The Best Strategies to Connect Communication Silos

A lot of it has to do with culture and mindset, but there are also some very concrete things you can do to connect your silos:

  1. Encourage lateral communication

Create opportunities for employees from different departments to talk to each other, for example through lunch & learns, cross-departmental task forces, or internal communication platforms that foster interaction and conversation.

With the emergence of the hybrid workplace, organizations worldwide have seen a rise in modularity, and modern problems call for modern solutions.

87% of employees think leaders should reconsider the way they think about technology in the workplace, and 84% say businesses are missing opportunities by not moving to more modern solutions, and that is in fact one of the best ways to connect your silos:

By using a flexible communication platform that allows employees to easily connect with each other, regardless of location or time zone, and share important information and knowledge.

There are a number of different platforms that can help you connect your silos, but we would encourage you to take a look at Lorino, which is designed to help facilitate conversation, collaboration, and knowledge sharing across silos.

  1. Encourage transparency

Not every piece of information needs to be broadcasted across the company, but employees should have access to the information they need to do their job.

This includes things like customer feedback, project updates, and financial data, but also information about company culture, values, and strategy. An added bonus would be if you also invested in informal conversation and networking, to create a more human connection between employees.

Providing a centralized channel, where all that information could be shared, would make it possible for everyone to find what they need when they need it. It would also make it easier for employees to connect with each other and have the kind of conversations that lead to collaboration and innovation.

  1. Communicate a Unified Vision

A strong and clear company vision is one of the best things you can do to connect your silos because it gives everyone a sense of purpose and direction.

Make sure everyone in the company is aware of the vision, and that they understand how their work contributes to it. This will help create a sense of cohesion and loyalty, and will make it easier for employees to see the bigger picture.

It's also important to remember that the company vision should be an ever-evolving thing, that changes and adapts as the company grows. So make sure you keep it updated, and that you communicate any changes to all employees.

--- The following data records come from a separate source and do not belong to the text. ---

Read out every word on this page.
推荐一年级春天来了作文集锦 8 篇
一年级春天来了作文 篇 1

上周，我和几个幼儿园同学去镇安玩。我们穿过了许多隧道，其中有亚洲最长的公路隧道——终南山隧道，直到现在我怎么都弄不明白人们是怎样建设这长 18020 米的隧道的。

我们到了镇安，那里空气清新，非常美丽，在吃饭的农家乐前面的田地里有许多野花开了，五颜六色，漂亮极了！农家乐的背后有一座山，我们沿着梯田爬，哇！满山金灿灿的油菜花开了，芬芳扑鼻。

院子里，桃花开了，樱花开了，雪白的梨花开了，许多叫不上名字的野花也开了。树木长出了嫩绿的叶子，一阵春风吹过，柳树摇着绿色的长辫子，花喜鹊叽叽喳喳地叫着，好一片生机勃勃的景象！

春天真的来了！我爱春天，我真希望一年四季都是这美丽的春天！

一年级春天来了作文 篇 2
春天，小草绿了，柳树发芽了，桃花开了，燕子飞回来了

  1. Create Shared Accountabilities

When different departments or teams are working towards the same goal, it creates a sense of shared responsibility and accountability.

This means that everyone is invested in the success of the project or initiative and that they are more likely to collaborate and communicate effectively.

One way to create shared accountabilities is to set up cross-functional teams, where employees from different departments work together on a specific task or goal. This will help to connect different silos and create a more collaborative culture.

  1. Encourage Feedback

Make sure to create a feedback loop between different departments, so that information can flow up as well as down the hierarchy. This can be done through regular check-ins, but also through surveys, focus groups, or other feedback mechanisms.

Encourage employees to give feedback, and make sure that it is acted upon. This will help to create a more open and transparent culture and will make it easier for different departments to connect with each other.

Final thoughts

The key to effective communication is not to break down silos, but to connect them in a way that is beneficial for your business. This includes things like encouraging lateral communication and encouraging transparency.

With the right communication tools, you can ensure that everyone in your company is always on the same page, no matter what department they are in. And that is the first step to creating a truly cohesive and effective team.